1. In C, uninitialized static variables get initialized to zero. Try hard to adjust your logic so that zero is an illegal value and trap for it. For example, enum {FIRST=1, SECOND, THIRD} var;
2. If possible, arrange your build scripts so that each version you build has a visible unique label (perhaps a automatically incrementing version number; or the date and time; CRC; etc). This makes it harder to get confused about which version you’re running or which version you saw the bug in.
3. When entities have nontrivial amounts of both read-only and read-write attributes, organize the read-only portion as an instance of a const structure in read-only memory and include in it a pointer to the corresponding instance of the read-write structure. Reference the entity by a pointer to the read-only structure. (Use of const provides compile-time protection against writes to the read-only structure; allocating it in read-only memory provides run-time protection.)
Paranoid with a capital “P”…
1. I have worked on a few programs where the requirements mandated periodic testing of the CPU instruction set. In 25+ years I can recall two instances where this sort of test actually detected a CPU failure.
2. Perform the power-up RAM test with code that is not dependent on RAM. That is, no use of stack, all variables are kept in registers, etc.
I’m reminded of the first time I wrote a RAM test. The algorithm was simple: I wrote a value into RAM, read it back to see if it was the expected value, and then went on the next location. My boss smiled and did the silliest thing: he pulled out a RAM chip. My test still passed. The RAM circuitry was isolated by line drivers from the executable memory, so with no memory chip to load the data bus, bus capacitance acted as a short-term 1-bit memory.
A few jobs back I worked for a company that made controllers for newspaper printing presses. Paper races through the machine at a prodigious rate. The worst possible event is a “web break” – when the paper tears. The result is paper shooting out of the machine and snaking around in all directions. Serious or fatal injuries can be expected. The software did periodic hardware tests and had lots of robustness checks. If a problem was detected, we entered a tight loop that lit a failure lamp and kept the paper moving at a uniform speed. The operators used software-free backup controls to halt the press.
I forgot to point out that with the print press controllers, the worst way to handle an error would be to halt the software — that would all but guarantee a web break.
re 24 Mate Soos | February 25, 2014 at 6:22 am
Maybe I should have used a word different from ‘type’. The technique helps you avoid mistakes like writing unescaped text to a database (SQL injection). The function that writes to database is named so the programmer can tell it should only be given escaped text.
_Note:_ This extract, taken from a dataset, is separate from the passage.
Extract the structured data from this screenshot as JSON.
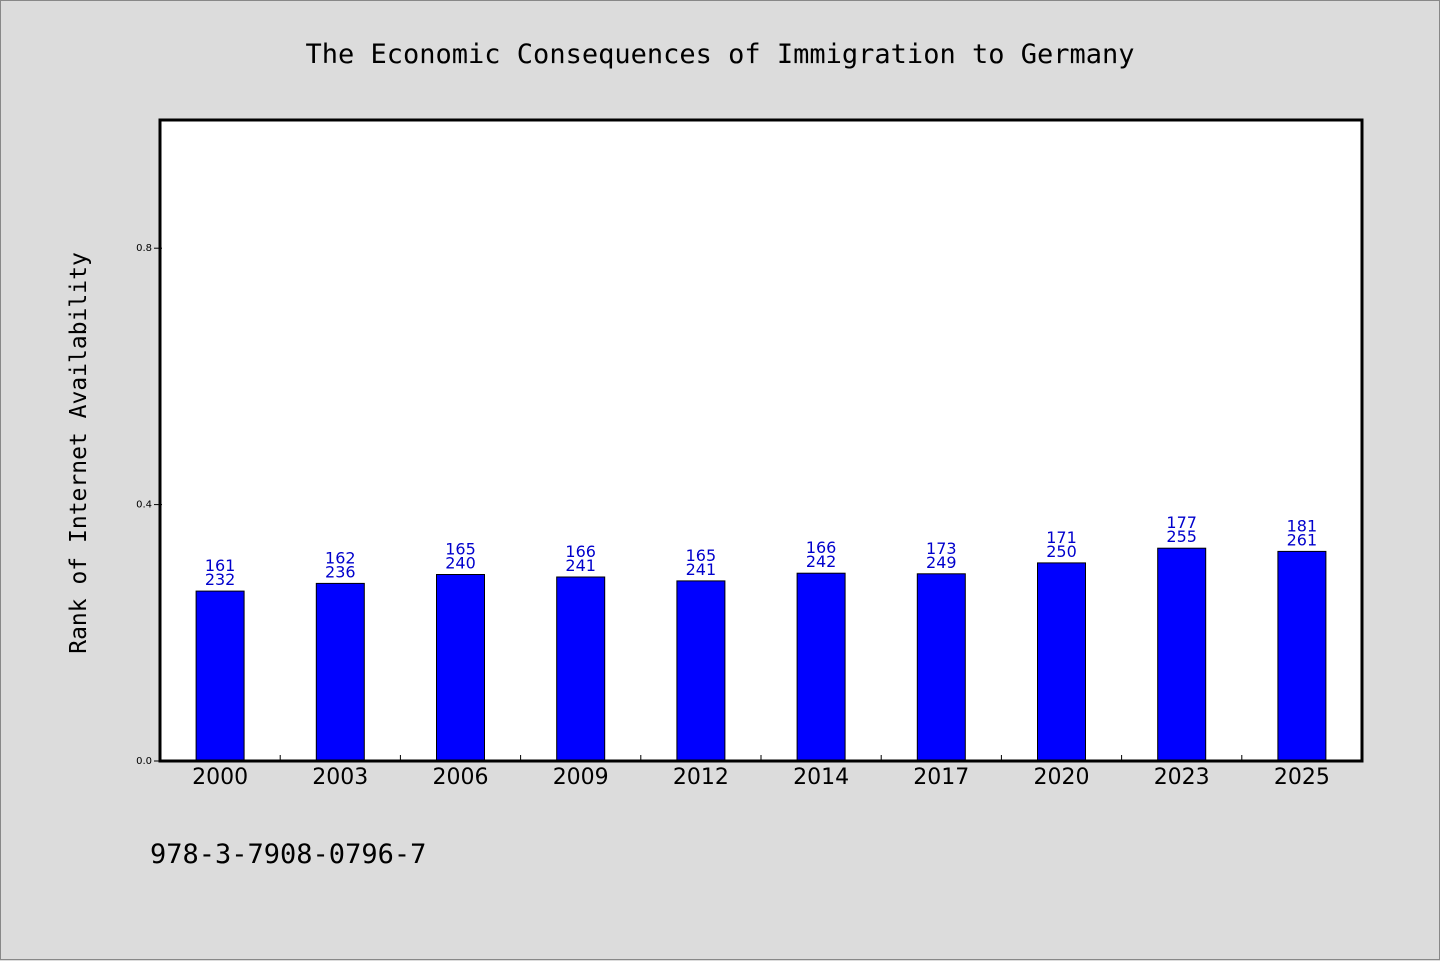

Have a look at the link in my post, it’s a nice technique.
Hello guys,
Since comments are blocked in the assertions article and you mentioned the use of assertions in this one, I just want to ask you something about the use of assertions with TDD.
I started studying TDD about a month ago and I read somewhere (I can’t remember where) that when you develop code with TDD, there is no need to use assertions, since you have tested all the code that is part of your application for both the common cases and for the cases where the inputs contained errors, just to be sure it will always work as expected.
What is your opinion on that statement?
“you shall not execute undefined behavior” isn’t as hilarious as it should be. I’m sure you’ve heard someone say “I know it’s technically undefined but that’s okay because when I try it it does the right thing”
#27 Don Bockenfeld wrote:
> In C, uninitialized static variables get initialized to zero. Try hard to adjust your logic so that zero is an illegal value and trap for it. For example, enum {FIRST=1, SECOND, THIRD} var;
I have use Don’s approach. I have also made zero correspond to a legal but failed state e.g. enum { BROKEN=0, FIRST, SECOND, THIRD} var;
I can see arguments for and against both approachs. These arguments depend heavily on context – I especially favour the second where static analysis is used to enforce a stricter type modboth el for enums.
I would love to understand why the second approach might be considered a bad idea, particularly from a paranoid perspective.